My advice is for you to take out a piece of notebook paper and write down every important life experience that you’ve dealt with, write down your favorite quotes and your biggest inspirations, list your favorite movies and what physical characteristics makes you look unique. Your paper is going to fill fast and the end product is going to be messy. From that pull your favorite (or even more interestingly, your least favorite) word, phrase or event on that paper and write about it for your personal statement. These are the unique, personal stories that tell administrators that you’re the perfect fit for their school. It is going to set you apart from the clichéd 5 paragraph essays that will inevitably pile up on the admissions desk.

They know you’re smart, they know you were on varsity softball and Student Council. So was everyone else in the pile. Set yourself apart and that acceptance letter will be in your mailbox in no time.

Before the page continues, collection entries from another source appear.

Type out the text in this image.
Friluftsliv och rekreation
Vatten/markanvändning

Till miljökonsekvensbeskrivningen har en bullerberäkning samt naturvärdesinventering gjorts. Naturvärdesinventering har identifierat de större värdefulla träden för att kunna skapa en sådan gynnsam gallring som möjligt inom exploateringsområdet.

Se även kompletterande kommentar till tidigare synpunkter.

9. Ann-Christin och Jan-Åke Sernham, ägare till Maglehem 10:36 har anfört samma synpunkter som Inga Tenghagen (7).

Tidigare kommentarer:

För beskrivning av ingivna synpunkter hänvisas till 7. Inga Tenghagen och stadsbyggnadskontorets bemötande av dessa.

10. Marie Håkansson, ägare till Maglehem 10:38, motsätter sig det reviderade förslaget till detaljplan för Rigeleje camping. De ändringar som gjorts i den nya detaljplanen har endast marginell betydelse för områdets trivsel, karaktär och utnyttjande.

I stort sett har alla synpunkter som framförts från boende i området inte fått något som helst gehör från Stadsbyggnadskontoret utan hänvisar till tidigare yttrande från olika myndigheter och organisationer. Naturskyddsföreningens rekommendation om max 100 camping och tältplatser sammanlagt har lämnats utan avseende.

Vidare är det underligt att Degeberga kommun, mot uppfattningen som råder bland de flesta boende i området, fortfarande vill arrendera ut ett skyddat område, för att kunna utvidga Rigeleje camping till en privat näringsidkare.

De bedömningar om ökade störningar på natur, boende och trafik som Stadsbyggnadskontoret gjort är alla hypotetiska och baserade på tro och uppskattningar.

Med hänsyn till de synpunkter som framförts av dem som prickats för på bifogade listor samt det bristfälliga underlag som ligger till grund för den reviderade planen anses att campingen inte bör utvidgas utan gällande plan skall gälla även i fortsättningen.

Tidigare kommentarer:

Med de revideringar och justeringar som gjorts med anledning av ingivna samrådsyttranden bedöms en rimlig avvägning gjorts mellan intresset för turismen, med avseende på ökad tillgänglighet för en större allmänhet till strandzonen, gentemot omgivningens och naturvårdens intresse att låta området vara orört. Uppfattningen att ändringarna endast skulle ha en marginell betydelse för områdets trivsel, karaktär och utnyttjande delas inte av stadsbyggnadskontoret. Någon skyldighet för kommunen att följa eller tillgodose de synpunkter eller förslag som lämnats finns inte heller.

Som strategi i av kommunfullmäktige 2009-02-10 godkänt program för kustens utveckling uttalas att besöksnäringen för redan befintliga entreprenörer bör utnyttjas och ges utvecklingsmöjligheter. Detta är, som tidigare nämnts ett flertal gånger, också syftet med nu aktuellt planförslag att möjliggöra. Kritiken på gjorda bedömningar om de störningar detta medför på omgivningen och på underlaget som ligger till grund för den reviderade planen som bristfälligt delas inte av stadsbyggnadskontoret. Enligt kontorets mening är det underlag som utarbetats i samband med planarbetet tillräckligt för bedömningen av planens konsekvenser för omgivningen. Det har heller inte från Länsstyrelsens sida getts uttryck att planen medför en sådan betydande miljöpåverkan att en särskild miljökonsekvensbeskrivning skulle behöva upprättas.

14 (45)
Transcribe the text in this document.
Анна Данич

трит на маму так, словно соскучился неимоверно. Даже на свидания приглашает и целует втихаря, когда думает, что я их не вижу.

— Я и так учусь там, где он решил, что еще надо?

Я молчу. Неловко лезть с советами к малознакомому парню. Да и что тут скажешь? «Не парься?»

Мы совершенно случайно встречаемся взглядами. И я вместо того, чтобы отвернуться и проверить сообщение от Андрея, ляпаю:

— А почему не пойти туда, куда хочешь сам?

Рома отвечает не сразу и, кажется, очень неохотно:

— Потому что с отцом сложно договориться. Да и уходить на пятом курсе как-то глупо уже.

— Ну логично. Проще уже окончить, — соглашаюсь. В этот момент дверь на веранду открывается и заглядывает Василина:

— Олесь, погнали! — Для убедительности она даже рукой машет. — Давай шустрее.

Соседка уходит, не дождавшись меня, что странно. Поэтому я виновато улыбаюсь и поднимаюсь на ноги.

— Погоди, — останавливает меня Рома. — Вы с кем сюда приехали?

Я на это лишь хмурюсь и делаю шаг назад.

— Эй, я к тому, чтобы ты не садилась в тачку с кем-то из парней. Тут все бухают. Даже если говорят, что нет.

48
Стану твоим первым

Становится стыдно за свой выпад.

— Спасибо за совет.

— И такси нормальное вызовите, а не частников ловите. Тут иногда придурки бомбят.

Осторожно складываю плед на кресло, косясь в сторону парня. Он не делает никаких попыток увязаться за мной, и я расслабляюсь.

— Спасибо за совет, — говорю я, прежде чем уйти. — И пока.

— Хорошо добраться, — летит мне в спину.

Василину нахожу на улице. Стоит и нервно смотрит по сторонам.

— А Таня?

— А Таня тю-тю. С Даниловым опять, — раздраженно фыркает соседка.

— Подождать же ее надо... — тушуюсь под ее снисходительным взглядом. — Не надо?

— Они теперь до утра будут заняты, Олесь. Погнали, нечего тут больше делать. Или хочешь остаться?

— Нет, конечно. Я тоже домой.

I did this same exercise and was admitted to my top choice. On my finalized notebook paper, I noticed a motif: my hair. I had a doodle of it in the corner and on a timeline I wrote when I chemically straightened it, dyed it, and then cut the straightened parts off. I wrote about times I had to defend its bigness and curliness and the societal stigmas that come with having natural hair. My hair is unique and ties me to my family and my culture. In my personal statement, I started with the times I struggled with it and hated it and ended with how much I love my hair now and embrace every crazy curl. I integrated some of my favorite quotes, my inspirations and my favorite song, which I had written down on my notebook paper. At a school like Washington University, my grades and leadership experience would not have set me apart from the majority of the prospective students. But my hair, my culture and my interest in tearing down cultural stigmas did.

Thanks Brianna for sharing how to Write Your Way Into College. That essay is so important. Best of luck to you.